Il y a quelques années, pour un jour qui comptait pour moi, j’ai eu le privilège d’être reçue dans les anciens bureaux personnels du général de Gaulle, au 5 rue de Solférino, à Paris, à l’invitation de la Fondation Charles de Gaulle.
Le lieu lui-même est chargé d’histoire. Ces bureaux, aujourd’hui classés au titre des monuments historiques, ont été un espace de réflexion, de décision et d’écriture où se sont élaborées certaines pages importantes de la vie politique française.
J’ai alors pu consulter l’original du discours du 18 juin, aujourd’hui inscrit au registre Mémoire du monde de l’UNESCO.
Je me souviens encore de l’émotion ressentie devant ce document.
On connaît le discours du 18 juin comme un texte fondateur de la Résistance. On le cite, on le commémore, on l’enseigne. Mais se trouver physiquement devant l’original, devant ces quelques feuilles devenues patrimoine mondial, produit une impression particulière.
On mesure soudain la fragilité des traces.
On comprend qu’un document, une lettre, un manuscrit ou quelques pages conservées peuvent traverser les décennies et continuer à parler aux générations qui ne les ont pas vus naître.
Quelques temps plus tard, j’étais également invitée à la Case de Gaulle, à Brazzaville.
Là encore, l’histoire prenait une autre épaisseur.
La Case de Gaulle est un lieu où se croisent les histoires de la France et du Congo, un espace où la mémoire n’est pas seulement nationale mais relationnelle, faite de circulations, de rencontres et d’héritages partagés.
Avec le recul, je mesure combien ces expériences ont nourri ma propre réflexion sur les médiations, les traces, les héritages et la circulation des idées.
Car les archives ne sont pas seulement des documents du passé.

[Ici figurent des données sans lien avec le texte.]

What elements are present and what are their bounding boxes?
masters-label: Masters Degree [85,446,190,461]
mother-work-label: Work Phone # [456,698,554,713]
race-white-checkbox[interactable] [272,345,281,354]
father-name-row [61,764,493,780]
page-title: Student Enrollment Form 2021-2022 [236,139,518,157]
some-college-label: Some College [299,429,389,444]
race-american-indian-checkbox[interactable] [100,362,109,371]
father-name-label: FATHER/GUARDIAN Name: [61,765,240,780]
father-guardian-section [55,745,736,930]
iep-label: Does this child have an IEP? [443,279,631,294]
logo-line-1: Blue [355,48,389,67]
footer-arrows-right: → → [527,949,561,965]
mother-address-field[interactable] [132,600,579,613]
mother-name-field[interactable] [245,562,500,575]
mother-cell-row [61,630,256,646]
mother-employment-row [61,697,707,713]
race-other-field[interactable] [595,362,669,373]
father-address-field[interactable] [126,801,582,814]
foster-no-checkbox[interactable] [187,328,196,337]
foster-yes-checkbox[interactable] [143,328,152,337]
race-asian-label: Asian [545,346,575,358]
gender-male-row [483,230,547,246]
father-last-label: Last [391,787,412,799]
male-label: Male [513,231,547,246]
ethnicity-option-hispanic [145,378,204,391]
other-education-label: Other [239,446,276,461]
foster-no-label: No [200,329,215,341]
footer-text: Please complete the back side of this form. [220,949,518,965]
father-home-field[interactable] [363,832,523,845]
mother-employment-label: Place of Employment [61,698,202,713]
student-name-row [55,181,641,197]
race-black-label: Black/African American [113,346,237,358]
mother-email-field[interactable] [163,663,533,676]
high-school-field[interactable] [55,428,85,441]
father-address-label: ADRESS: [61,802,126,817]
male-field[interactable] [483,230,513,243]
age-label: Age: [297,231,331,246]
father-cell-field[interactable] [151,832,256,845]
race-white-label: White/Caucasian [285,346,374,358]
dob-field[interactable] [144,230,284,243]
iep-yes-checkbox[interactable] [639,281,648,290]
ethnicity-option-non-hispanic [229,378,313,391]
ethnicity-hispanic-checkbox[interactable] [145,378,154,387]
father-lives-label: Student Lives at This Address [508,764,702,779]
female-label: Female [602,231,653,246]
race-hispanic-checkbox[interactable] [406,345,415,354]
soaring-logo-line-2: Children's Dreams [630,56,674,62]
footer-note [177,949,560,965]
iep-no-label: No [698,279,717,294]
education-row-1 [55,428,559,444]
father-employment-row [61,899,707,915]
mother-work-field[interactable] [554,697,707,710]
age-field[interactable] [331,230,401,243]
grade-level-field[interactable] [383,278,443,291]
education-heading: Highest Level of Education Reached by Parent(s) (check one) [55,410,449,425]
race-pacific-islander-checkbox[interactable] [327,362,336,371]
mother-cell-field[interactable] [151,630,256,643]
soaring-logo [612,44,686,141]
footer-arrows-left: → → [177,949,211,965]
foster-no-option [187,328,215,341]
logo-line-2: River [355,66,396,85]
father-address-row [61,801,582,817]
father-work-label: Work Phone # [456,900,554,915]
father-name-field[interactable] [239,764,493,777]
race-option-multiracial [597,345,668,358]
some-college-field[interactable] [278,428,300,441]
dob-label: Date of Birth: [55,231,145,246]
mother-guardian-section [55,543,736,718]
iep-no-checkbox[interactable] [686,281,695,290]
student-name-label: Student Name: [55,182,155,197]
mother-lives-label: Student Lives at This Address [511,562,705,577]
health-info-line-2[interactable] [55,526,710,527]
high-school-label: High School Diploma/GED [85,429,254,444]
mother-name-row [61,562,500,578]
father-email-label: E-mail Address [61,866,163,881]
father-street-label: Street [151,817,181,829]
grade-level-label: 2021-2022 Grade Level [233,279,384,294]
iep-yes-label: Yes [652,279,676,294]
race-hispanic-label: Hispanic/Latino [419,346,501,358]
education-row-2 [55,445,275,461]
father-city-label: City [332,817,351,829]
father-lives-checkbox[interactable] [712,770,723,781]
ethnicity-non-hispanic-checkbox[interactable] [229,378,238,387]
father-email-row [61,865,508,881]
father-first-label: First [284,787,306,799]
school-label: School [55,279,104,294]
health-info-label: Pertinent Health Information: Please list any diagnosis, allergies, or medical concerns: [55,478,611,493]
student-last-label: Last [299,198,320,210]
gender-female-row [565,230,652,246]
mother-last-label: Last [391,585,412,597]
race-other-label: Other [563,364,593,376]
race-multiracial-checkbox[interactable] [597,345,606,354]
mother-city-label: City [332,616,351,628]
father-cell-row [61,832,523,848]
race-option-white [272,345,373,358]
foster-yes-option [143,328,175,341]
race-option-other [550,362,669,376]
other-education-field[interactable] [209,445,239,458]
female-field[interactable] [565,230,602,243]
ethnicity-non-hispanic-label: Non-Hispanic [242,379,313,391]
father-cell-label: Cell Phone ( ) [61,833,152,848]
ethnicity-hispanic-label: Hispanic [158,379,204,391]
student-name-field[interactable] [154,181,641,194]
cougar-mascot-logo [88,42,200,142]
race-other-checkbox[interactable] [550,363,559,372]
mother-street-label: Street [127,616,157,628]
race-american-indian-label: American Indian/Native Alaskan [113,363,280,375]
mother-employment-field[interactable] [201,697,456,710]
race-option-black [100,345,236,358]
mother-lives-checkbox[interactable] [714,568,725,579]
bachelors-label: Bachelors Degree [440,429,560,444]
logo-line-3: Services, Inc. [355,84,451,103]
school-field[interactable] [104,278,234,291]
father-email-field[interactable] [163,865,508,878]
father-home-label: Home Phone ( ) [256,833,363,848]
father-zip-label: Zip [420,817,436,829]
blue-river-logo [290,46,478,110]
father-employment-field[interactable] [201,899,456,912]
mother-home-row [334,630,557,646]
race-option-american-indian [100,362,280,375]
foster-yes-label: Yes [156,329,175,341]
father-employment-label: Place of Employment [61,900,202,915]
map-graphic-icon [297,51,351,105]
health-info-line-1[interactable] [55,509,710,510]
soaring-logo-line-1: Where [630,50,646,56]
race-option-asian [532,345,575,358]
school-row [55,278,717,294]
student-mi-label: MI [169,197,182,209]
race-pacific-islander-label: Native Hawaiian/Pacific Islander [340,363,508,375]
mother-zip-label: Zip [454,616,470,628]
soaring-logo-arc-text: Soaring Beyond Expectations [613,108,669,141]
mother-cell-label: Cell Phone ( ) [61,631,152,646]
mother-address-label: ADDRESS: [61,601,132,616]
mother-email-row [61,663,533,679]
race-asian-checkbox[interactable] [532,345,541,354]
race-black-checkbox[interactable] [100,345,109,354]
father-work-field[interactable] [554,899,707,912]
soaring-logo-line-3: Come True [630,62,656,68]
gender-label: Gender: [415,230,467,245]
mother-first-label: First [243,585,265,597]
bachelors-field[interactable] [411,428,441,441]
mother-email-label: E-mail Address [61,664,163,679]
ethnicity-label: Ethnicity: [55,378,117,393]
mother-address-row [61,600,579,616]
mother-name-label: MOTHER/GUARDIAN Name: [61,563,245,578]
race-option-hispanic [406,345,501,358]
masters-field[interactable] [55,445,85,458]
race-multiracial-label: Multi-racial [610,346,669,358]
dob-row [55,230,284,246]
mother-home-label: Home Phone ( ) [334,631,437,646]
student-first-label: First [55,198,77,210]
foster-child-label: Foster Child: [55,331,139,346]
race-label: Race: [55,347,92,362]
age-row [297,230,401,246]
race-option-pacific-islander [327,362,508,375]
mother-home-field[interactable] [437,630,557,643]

Elles sont aussi des ressources pour penser le présent.
Elles nous rappellent que les sociétés vivent de ce qu’elles décident de conserver, de transmettre et de réinterpréter.
Cette conviction résonne d’une manière particulière dans mon propre parcours.
Les deux pensées qui accompagnent les photographies de cette journée ont été relevées par mon père, Théodore MIERE, dans ses notes personnelles.
En les relisant aujourd’hui, elles prennent pour moi une résonance nouvelle.
Quelques mots notés sur une page, quelques phrases soulignées, quelques citations recopiées à la main peuvent parfois traverser le temps et continuer à éclairer un chemin.
Peut-être est-ce aussi cela, transmettre.
Laisser derrière soi quelques traces.
Ne pas savoir qui les lira, ni quand.
Ignorer quelles significations elles prendront pour ceux qui viendront après nous.
Et découvrir, parfois des années plus tard, que ces fragments continuent de vivre dans la pensée, la mémoire et l’action de ceux qui les reçoivent.
En ce 18 juin, ces souvenirs me rappellent une conviction qui m’accompagne depuis longtemps :
nous sommes, chacun à notre manière, les dépositaires temporaires de mémoires qui nous dépassent.
Et peut-être notre responsabilité est-elle simplement de les faire vivre, avec fidélité, gratitude et souci de transmission.